Henry A. Giroux | Truthout | Truthout | October 28, 2014
In any democratic society, education should be viewed as a right, not an entitlement, says Henry A. Giroux. (Image via Shutterstock)
Across the globe, a new historical conjuncture is emerging in which the attacks on higher education as a democratic institution and on dissident public voices in general – whether journalists, whistleblowers or academics – are intensifying with sobering consequences. The attempts to punish prominent academics such as Ward Churchill, Steven Salaita and others are matched by an equally vicious assault on whistleblowers such as Chelsea Manning, Jeremy Hammond and Edward Snowden, and journalists such as James Risen. (1) Under the aegis of the national surveillance-security-secrecy state, it becomes difficult to separate the war on whistleblowers and journalists from the war on higher education – the institutions responsible for safeguarding and sustaining critical theory and engaged citizenship.
Marina Warner has rightly called these assaults on higher education, “the new brutalism in academia.” (2) It may be worse than she suggests.

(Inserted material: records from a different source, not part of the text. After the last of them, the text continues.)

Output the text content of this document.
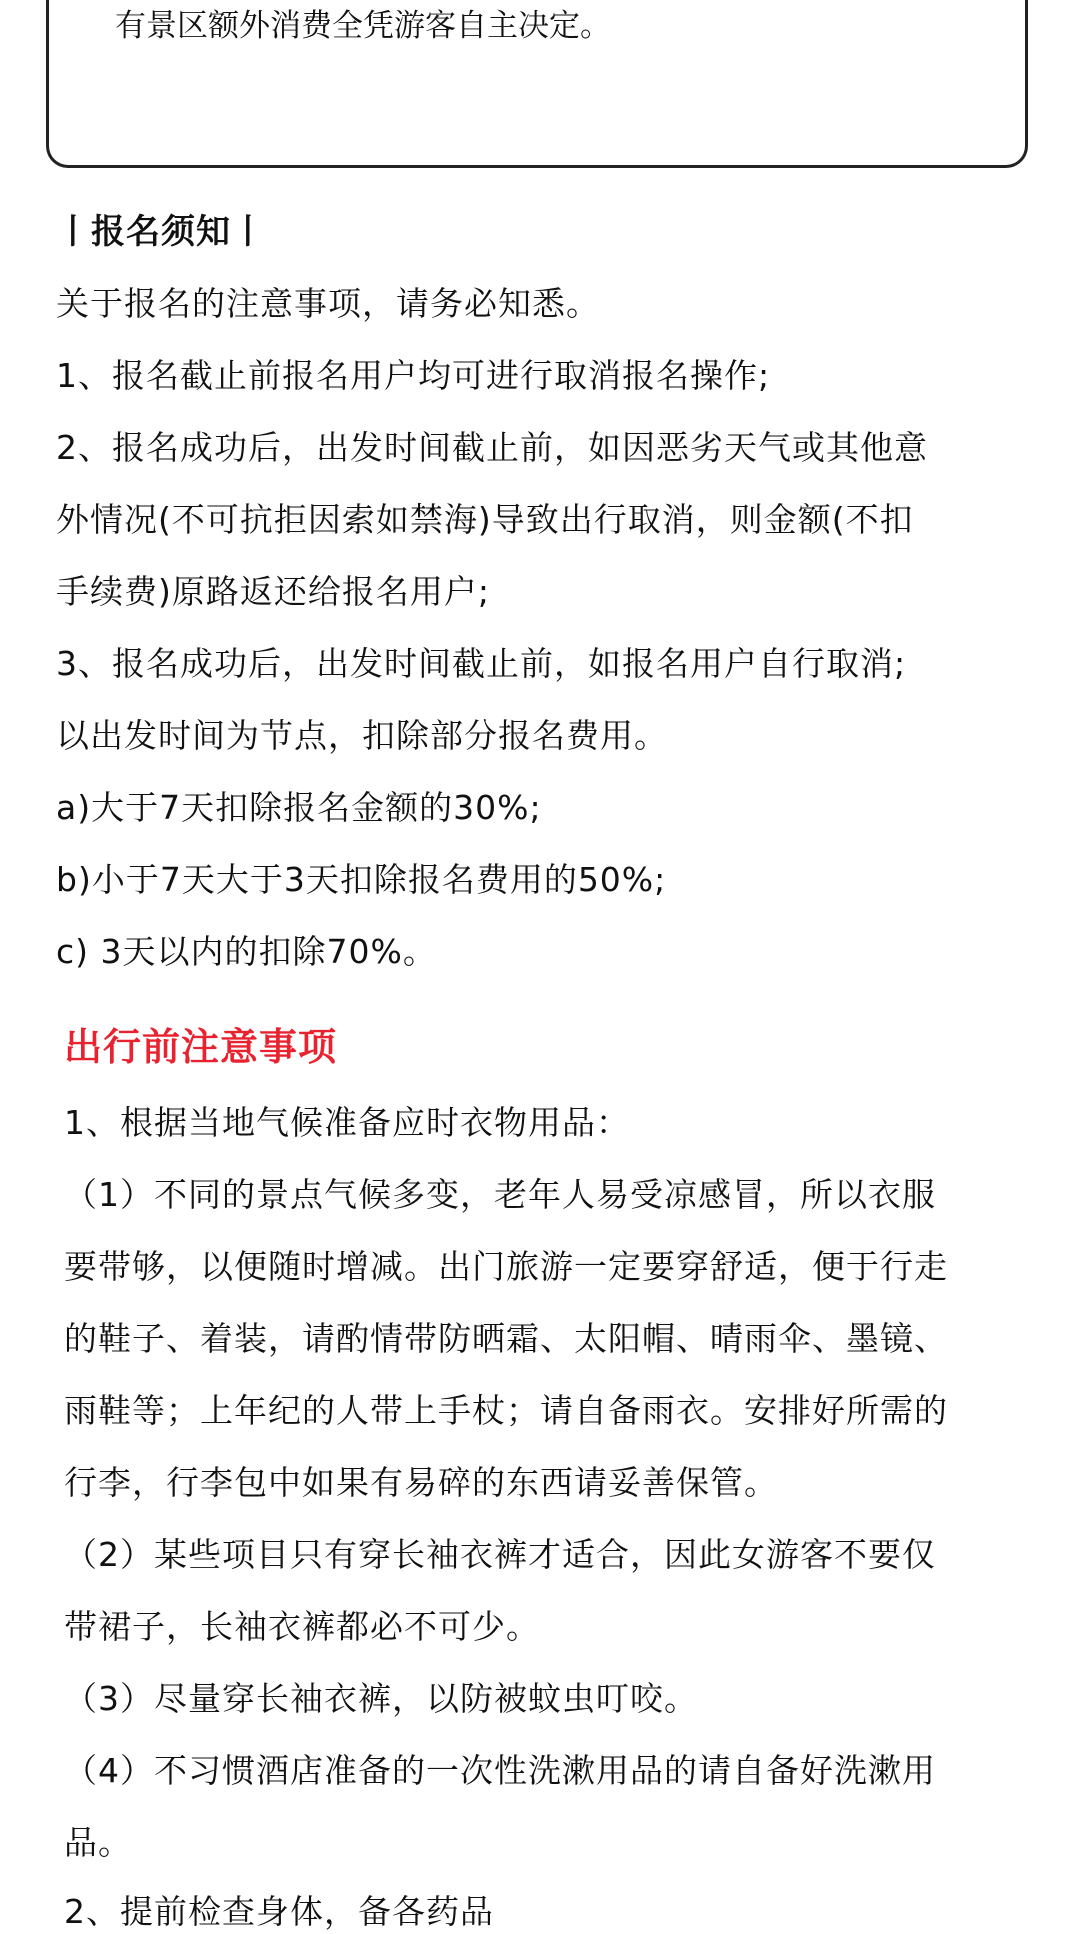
有景区额外消费全凭游客自主决定。
丨报名须知丨
关于报名的注意事项，请务必知悉。
1、报名截止前报名用户均可进行取消报名操作;
2、报名成功后，出发时间截止前，如因恶劣天气或其他意
外情况(不可抗拒因索如禁海)导致出行取消，则金额(不扣
手续费)原路返还给报名用户;
3、报名成功后，出发时间截止前，如报名用户自行取消;
以出发时间为节点，扣除部分报名费用。
a)大于7天扣除报名金额的30%;
b)小于7天大于3天扣除报名费用的50%;
c) 3天以内的扣除70%。
出行前注意事项
1、根据当地气候准备应时衣物用品：
（1）不同的景点气候多变，老年人易受凉感冒，所以衣服
要带够，以便随时增减。出门旅游一定要穿舒适，便于行走
的鞋子、着装，请酌情带防晒霜、太阳帽、晴雨伞、墨镜、
雨鞋等；上年纪的人带上手杖；请自备雨衣。安排好所需的
行李，行李包中如果有易碎的东西请妥善保管。
（2）某些项目只有穿长袖衣裤才适合，因此女游客不要仅
带裙子，长袖衣裤都必不可少。
（3）尽量穿长袖衣裤，以防被蚊虫叮咬。
（4）不习惯酒店准备的一次性洗漱用品的请自备好洗漱用
品。
2、提前检查身体，备各药品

In fact, the right-wing defense of the neoliberal dismantling of the university as a site of critical inquiry in many countries is more brazen and arrogant than anything we have seen in the past and its presence is now felt in a diverse number of repressive regimes. For instance, the authoritarian nature of neoliberalism and its threat to higher education as a democratic public sphere was on full display recently when the multi-millionaire and Beijing-appointed leader of Hong Kong, Leung Chun-ying, told pro-democracy protesters that “allowing his successors to be chosen in open elections based on who won the greatest number of votes was unacceptable in part because it risked giving poorer residents a dominant voice in politics.” (3)

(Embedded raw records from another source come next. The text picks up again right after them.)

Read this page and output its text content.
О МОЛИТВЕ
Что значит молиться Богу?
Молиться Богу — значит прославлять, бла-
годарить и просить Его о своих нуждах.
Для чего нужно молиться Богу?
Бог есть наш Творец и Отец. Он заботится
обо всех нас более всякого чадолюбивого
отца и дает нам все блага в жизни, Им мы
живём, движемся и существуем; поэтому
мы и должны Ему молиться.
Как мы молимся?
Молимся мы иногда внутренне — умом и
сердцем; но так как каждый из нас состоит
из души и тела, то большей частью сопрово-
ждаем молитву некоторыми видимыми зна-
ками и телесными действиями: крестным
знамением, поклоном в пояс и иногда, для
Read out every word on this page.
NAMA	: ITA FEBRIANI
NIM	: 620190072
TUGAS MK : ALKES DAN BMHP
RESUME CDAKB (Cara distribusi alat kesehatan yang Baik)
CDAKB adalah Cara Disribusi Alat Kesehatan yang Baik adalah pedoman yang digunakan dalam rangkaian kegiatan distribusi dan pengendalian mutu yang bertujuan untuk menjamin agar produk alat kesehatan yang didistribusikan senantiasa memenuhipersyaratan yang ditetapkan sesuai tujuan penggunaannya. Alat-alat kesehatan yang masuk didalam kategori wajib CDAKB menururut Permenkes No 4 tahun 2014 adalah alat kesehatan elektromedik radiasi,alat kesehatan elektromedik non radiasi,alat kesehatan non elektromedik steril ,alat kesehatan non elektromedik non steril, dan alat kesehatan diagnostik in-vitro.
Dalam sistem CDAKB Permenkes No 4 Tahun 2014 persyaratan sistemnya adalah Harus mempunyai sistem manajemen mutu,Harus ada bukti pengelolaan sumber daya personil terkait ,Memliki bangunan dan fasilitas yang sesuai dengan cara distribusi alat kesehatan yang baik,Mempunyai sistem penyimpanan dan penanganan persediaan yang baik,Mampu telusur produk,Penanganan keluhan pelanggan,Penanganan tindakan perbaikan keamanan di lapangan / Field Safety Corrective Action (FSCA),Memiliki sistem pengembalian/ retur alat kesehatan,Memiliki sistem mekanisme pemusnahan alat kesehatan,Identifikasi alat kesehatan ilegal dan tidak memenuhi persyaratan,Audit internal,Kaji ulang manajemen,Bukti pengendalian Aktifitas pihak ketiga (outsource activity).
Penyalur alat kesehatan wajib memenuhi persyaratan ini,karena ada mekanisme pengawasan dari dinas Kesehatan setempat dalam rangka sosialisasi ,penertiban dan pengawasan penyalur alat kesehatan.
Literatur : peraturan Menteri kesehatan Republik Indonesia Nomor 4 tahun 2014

Offering an unyielding defense for China’s authoritarian political system, he argued that any candidate that might succeed him “must be screened by a ‘broadly representative’ nominating committee, which would insulate Hong Kong’s next chief executive from popular pressure to create social provisions and allow the government to implement more business-friendly policies to address economic” issues. (4) This is not just an attack on political liberty but also an attack on dissent, critical education and public institutions that might exercise a democratizing influence on the nation. In this case the autonomy of institutions such as higher education are threatened as much by corporate interests as by the repressive policies and practices of the state.